Венеция — тягучая серенада любви, призрак земного рая, громадная плошка, брошенная с небес, наполненная лампадным маслом. Подтеки каналов вдоль грациозных, с отпечатком тлена дворцов напоминают пятна мазута, разлившегося на километры. Воняет не то мартеновской печью, не то тухлой рыбой. Дряхлеющая жемчужина, сотворенная гениями, поджаривающаяся на беспощадном солнце. Великий памятник человеческой тщете, отзывающийся в сердце восхищением и печалью…

Полуживым добрался до душа в невзрачном, пыльном гостиничном номере, встал под прохладные струи, совершил омовение. Виски набухли свинцом — осадок долгой дороги.

Закутался в белый махровый халат, вышел в гостиную. Федоренко сидел у телефона.

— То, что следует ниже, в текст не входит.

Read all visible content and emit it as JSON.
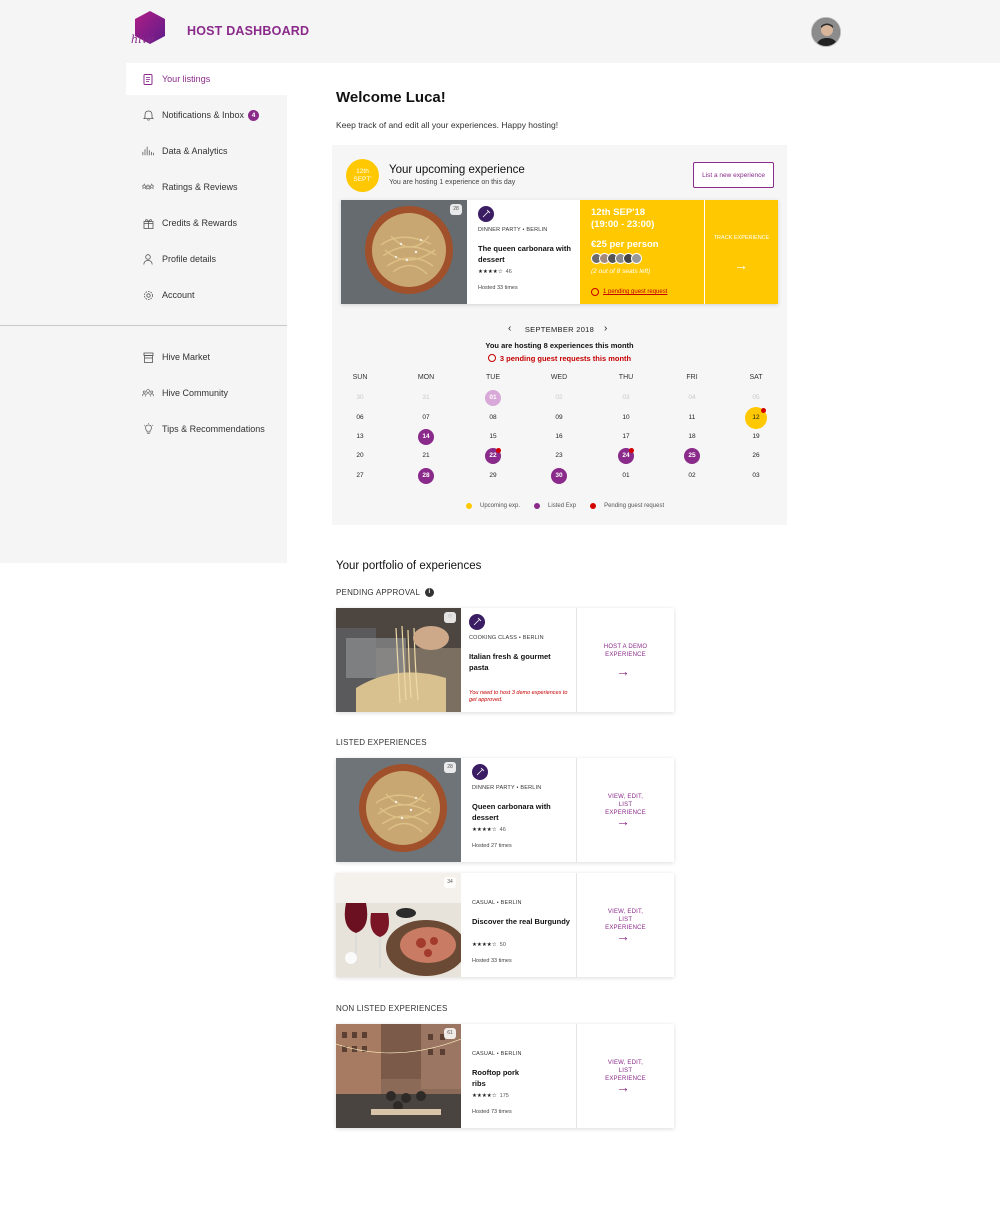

— Давай, Ильич, звони. Чего тянуть, верно?

17. ЛЮБИМАЯ ПОЛИНА

Моэм писал, что срок любви мужчины к женщине никогда не превышает пяти лет. Потом наступает апатия. Полагаю, хитроумный англичанин ошибся. Во всяком случае, в отношении меня. Всех женщин, которых любил, я люблю и поныне, другое дело, что пришлось со всеми расстаться по разным причинам. Расстаться — не значит разлюбить. Напротив, долгое расставание часто возвращает любовь во всей ее первобытной, чувственной силе. Дольше всего мы были вместе с Ириной, моей женой, и теперь, когда давным-давно разошлись, и юная Ирушка день и ночь прислуживает другим партнерам, я более, чем когда-либо, уверен: наш брак нерасторжим. Она тоже про это знает. В ином мире наши души обнимутся, и уже ничто не сможет их разлучить. То же самое могу утверждать про других женщин, даривших мне любовь. С каждой из них мы когда-нибудь встретимся окончательно, чтобы договорить недоговоренное на земле. В моем рассуждении нет противоречия, хотя на первый взгляд оно бросается в глаза. Я так чувствую, знаю, что так именно будет, и никакие иные доводы для меня не имеют значения. Формальная логика, на которую так падки образованные умники, тут, разумеется, ни при чем.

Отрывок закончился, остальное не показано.